Hierbei beruft sich die Agentur auf eigene Recherchen und Tests, welche von den beiden Universitäten Yale und Princeton geprüft und bestätigt worden sein sollen. Schaltet ihr den Standortverlauf aus, so beendet dies laut den Recherchen lediglich das Übertragen von Positionsmarkern in eure Timeline, die Google durchgehend befüllt. Vollständige Abschaltung der Aufzeichnung eurer Bewegungsdaten erhaltet ihr demnach nur dann, wenn ihr in den Einstellungen die Funktion „Web- und App-Aktivitäten“ deaktiviert. Hierbei sorgt ihr dann aber auch gleichzeitig dafür, dass zum Beispiel der Google Assistant nicht mehr vernünftig funktionieren kann, da er wie auch viele andere verbundene Dienste eben jene „Aktivitäten“ für einen reibungslosen Ablauf benötigt.

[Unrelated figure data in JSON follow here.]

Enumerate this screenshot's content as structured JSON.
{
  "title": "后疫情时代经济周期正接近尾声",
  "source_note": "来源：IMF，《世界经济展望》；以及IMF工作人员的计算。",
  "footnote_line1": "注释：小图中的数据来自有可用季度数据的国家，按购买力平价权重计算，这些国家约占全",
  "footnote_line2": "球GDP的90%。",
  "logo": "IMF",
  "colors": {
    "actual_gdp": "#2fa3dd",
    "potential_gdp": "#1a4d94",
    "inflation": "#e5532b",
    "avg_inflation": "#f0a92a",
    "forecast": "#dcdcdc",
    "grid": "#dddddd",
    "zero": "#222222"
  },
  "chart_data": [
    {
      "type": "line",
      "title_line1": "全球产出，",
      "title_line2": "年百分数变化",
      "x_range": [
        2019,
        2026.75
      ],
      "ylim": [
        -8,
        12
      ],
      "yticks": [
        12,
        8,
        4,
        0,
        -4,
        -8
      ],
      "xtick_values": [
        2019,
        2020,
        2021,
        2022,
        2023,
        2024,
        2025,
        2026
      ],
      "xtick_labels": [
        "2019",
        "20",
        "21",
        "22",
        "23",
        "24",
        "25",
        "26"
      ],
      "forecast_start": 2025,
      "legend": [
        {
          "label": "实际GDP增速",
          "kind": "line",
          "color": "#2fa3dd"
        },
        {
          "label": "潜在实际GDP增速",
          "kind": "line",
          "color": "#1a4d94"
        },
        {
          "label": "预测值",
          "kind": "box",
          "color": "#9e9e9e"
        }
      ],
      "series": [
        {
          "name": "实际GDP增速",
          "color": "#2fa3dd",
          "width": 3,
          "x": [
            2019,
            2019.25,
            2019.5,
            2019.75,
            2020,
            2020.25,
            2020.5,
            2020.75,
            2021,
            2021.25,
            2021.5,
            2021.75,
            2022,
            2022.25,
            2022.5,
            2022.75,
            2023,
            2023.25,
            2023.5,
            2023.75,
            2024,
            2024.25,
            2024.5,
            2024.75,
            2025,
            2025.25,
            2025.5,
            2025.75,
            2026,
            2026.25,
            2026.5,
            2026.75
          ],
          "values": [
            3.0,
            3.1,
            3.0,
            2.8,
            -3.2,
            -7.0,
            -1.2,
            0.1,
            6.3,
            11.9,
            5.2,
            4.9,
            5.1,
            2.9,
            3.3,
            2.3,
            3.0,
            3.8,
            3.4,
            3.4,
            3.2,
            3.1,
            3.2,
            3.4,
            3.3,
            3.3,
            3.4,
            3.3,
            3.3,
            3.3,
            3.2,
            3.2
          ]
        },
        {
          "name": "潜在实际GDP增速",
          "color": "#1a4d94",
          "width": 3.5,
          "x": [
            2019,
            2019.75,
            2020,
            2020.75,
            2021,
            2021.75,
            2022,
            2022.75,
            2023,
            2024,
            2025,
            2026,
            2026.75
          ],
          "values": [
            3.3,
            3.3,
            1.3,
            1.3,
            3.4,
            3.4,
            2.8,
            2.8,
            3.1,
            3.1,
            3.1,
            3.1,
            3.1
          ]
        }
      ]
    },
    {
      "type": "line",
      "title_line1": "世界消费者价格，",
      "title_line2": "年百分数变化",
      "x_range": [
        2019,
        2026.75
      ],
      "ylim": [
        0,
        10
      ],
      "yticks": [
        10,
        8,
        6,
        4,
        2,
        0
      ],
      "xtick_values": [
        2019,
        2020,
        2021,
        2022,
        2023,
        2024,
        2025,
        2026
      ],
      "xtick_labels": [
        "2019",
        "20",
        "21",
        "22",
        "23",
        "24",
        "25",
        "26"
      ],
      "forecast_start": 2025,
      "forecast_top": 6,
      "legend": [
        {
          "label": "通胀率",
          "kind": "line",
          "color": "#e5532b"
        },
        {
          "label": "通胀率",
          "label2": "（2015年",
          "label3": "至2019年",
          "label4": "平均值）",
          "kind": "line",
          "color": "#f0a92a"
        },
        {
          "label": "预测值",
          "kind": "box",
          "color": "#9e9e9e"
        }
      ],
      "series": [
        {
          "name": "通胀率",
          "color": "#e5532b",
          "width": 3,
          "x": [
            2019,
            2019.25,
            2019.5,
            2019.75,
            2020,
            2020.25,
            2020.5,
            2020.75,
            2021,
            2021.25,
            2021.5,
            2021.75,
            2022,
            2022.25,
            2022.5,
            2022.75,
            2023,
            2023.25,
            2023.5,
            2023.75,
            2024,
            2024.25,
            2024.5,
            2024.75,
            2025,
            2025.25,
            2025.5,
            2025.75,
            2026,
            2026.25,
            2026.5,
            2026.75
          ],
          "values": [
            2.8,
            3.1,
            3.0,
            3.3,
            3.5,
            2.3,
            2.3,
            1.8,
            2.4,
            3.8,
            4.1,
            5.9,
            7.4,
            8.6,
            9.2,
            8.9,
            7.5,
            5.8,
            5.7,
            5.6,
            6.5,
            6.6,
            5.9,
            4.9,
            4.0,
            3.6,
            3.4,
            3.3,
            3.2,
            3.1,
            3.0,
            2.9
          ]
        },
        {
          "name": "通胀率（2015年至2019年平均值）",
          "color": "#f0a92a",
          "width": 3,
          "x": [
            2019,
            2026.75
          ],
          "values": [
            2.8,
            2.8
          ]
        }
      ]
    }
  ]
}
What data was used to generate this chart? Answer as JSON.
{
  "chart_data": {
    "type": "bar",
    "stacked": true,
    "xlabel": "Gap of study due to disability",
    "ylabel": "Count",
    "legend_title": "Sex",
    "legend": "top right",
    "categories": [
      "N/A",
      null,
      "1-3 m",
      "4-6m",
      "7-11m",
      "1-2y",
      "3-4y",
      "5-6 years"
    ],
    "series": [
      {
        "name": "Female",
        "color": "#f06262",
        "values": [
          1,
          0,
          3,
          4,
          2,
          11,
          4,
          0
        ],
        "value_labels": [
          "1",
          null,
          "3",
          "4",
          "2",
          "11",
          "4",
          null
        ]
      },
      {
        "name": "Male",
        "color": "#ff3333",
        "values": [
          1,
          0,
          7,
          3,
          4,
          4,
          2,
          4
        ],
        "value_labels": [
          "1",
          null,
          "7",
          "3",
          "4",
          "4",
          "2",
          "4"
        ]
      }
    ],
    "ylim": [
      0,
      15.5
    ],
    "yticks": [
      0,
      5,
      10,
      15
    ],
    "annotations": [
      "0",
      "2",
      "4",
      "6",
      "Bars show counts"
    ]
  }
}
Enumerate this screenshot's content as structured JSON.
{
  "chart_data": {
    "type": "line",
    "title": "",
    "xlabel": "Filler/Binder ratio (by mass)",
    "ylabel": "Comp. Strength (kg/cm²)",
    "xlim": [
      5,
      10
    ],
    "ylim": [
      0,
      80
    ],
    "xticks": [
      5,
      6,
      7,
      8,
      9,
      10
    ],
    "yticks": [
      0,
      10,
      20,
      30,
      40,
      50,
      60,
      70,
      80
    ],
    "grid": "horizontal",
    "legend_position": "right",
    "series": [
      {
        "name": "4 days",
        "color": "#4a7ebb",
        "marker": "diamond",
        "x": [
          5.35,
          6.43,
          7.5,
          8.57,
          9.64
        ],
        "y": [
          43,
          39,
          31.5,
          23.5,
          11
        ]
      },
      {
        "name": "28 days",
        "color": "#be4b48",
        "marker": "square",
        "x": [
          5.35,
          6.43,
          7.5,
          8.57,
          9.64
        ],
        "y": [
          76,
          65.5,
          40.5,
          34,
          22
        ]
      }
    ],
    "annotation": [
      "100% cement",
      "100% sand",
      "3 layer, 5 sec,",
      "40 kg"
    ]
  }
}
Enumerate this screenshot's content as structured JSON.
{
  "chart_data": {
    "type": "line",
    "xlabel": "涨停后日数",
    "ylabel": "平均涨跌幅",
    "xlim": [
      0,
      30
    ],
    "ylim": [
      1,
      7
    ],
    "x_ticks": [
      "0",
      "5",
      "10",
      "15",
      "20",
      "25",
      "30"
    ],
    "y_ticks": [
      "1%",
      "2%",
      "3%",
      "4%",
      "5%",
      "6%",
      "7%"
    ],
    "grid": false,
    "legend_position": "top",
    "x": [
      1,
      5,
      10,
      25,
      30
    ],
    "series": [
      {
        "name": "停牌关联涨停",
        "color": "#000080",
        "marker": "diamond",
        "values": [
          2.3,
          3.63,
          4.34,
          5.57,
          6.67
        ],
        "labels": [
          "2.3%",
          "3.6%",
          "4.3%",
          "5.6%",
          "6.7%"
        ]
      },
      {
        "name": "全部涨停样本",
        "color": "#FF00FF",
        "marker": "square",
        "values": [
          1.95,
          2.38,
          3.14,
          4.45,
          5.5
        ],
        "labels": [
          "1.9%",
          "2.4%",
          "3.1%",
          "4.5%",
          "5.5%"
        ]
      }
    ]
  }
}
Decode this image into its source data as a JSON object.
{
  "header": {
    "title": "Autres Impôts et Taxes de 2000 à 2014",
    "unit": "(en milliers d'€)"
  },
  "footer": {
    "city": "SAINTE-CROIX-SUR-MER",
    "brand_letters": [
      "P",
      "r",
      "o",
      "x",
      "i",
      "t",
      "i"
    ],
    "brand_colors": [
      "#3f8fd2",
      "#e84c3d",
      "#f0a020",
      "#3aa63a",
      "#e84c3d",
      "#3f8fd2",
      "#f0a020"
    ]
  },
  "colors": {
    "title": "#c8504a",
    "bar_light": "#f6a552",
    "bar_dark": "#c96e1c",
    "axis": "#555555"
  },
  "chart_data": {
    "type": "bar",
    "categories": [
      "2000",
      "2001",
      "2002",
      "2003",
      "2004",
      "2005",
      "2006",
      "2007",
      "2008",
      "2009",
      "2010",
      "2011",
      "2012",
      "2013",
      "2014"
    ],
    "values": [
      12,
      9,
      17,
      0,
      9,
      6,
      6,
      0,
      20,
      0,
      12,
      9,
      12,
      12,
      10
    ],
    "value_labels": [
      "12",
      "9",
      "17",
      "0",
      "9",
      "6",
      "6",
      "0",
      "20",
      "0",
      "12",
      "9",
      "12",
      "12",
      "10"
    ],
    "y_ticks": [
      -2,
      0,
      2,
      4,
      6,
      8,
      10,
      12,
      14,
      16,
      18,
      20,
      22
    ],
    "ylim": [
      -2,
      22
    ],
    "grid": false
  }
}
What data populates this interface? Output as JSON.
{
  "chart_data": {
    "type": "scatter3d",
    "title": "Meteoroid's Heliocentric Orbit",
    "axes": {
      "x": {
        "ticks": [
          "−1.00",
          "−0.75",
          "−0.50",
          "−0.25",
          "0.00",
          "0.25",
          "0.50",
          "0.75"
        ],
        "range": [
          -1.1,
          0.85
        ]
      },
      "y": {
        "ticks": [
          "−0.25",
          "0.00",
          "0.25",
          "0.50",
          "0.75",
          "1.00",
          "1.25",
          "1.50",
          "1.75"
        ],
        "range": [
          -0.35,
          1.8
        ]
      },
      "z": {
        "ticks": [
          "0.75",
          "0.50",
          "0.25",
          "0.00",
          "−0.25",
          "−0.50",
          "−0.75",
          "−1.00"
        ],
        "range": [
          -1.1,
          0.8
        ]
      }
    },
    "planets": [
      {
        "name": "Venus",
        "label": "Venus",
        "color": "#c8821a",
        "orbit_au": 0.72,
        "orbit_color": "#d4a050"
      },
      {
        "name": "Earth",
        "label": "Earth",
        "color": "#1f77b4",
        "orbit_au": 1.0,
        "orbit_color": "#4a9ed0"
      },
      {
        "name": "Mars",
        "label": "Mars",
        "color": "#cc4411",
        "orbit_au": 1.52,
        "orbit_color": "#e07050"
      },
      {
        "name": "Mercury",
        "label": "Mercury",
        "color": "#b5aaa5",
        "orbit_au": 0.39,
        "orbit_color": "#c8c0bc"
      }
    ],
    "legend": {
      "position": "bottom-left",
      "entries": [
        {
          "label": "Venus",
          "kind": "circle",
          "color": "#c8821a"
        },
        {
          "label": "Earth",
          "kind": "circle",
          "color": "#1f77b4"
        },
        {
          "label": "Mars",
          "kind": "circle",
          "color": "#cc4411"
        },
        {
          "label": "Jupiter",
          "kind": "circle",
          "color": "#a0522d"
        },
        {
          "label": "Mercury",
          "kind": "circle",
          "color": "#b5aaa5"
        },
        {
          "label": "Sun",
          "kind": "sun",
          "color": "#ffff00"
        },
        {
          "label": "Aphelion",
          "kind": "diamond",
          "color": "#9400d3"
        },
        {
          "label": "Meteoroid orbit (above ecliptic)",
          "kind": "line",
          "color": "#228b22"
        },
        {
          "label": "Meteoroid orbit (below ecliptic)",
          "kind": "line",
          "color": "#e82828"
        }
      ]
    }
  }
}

So seid ihr also vor die Wahl gestellt: schlecht bis gar nicht funktionierende Google-Dienste oder die Sicherheit, dass eure Standortdaten nicht aufgezeichnet werden. Google selbst scheint hier definitiv nachbessern zu müssen und sei es nur darin, dass die einzelnen Optionen für den Standortverlauf eindeutiger erklärt werden müssen, sodass Nutzer sich am Ende nicht verschaukelt fühlen müssen, wenn sie trotz deaktivierter Standortdienste weiterhin sehr positionsbezogene Informationen auf ihre Endgeräte erhalten.